Create a Vector Database
Instructions
Step 1: Access the Vector Database Section
- Log in to your VAKStudio account.
- Navigate to the Vector Database section from the main navigation menu.
- Click on the New Embeddings button to start creating a new Vector Database.
Step 2: Configure Your Vector Database
- Name: Enter a unique name for your Vector Database.
- Description: Provide a brief description of your Vector Database.
- Type: Select the type of data:
- CSV
- Markdown
- Select Folder:
- Based on the type selected, you'll see a list of folders from the Datastore containing the corresponding file types.
- Choose the folder you want to use for creating embeddings.
Step 3: Additional Options for Markdown Files
If you select Markdown as the type:
- Heading Levels: You'll have checkboxes for headings H1 to H6.
- Purpose: Choose where to split the text.
- Example: Selecting H2 and H3 will split the text at every H2 and H3 heading, creating embeddings for each section.

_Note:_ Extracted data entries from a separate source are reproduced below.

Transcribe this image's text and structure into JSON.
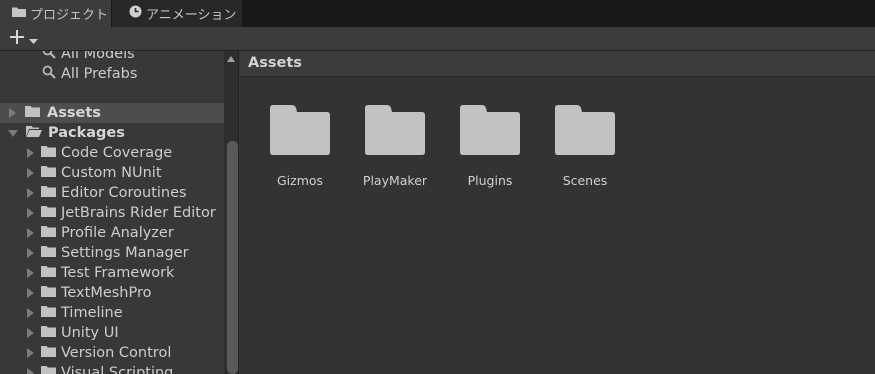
{
  "tabs": [
    {
      "label": "プロジェクト",
      "icon": "folder-icon",
      "active": true
    },
    {
      "label": "アニメーション",
      "icon": "clock-icon",
      "active": false
    }
  ],
  "toolbar": {
    "create_icon": "plus-icon"
  },
  "tree": {
    "favorites": [
      {
        "label": "All Models",
        "icon": "search-icon"
      },
      {
        "label": "All Prefabs",
        "icon": "search-icon"
      }
    ],
    "assets_label": "Assets",
    "packages_label": "Packages",
    "packages": [
      "Code Coverage",
      "Custom NUnit",
      "Editor Coroutines",
      "JetBrains Rider Editor",
      "Profile Analyzer",
      "Settings Manager",
      "Test Framework",
      "TextMeshPro",
      "Timeline",
      "Unity UI",
      "Version Control",
      "Visual Scripting"
    ]
  },
  "breadcrumb": "Assets",
  "assets": [
    "Gizmos",
    "PlayMaker",
    "Plugins",
    "Scenes"
  ],
  "colors": {
    "background": "#383838",
    "content": "#333333",
    "folder": "#c2c2c2",
    "tabbar": "#191919"
  }
}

When uploading markdown files to create a Vector Database, it's essential to organize the content efficiently for embedding generation. The VAKStudio system splits markdown text at logical points using headings (H1-H6) to create smaller, meaningful chunks of content. By structuring your markdown files properly, you can reduce token usage, speed up embedding generation, and improve the accuracy of your AI's responses.
Using the Vector Database
Integration with InputPrompt Node
The embeddings stored in the Vector Database can be used as context in the InputPrompt node within your AI workflows in VAKFlows. This significantly enhances AI-generated responses by providing relevant data and context.
Key Use Cases:
- Contextual AI Responses: Improve the accuracy and relevance of AI-generated responses.
- Efficient Data Processing: Use embeddings to process large datasets with more precise, context-aware outcomes.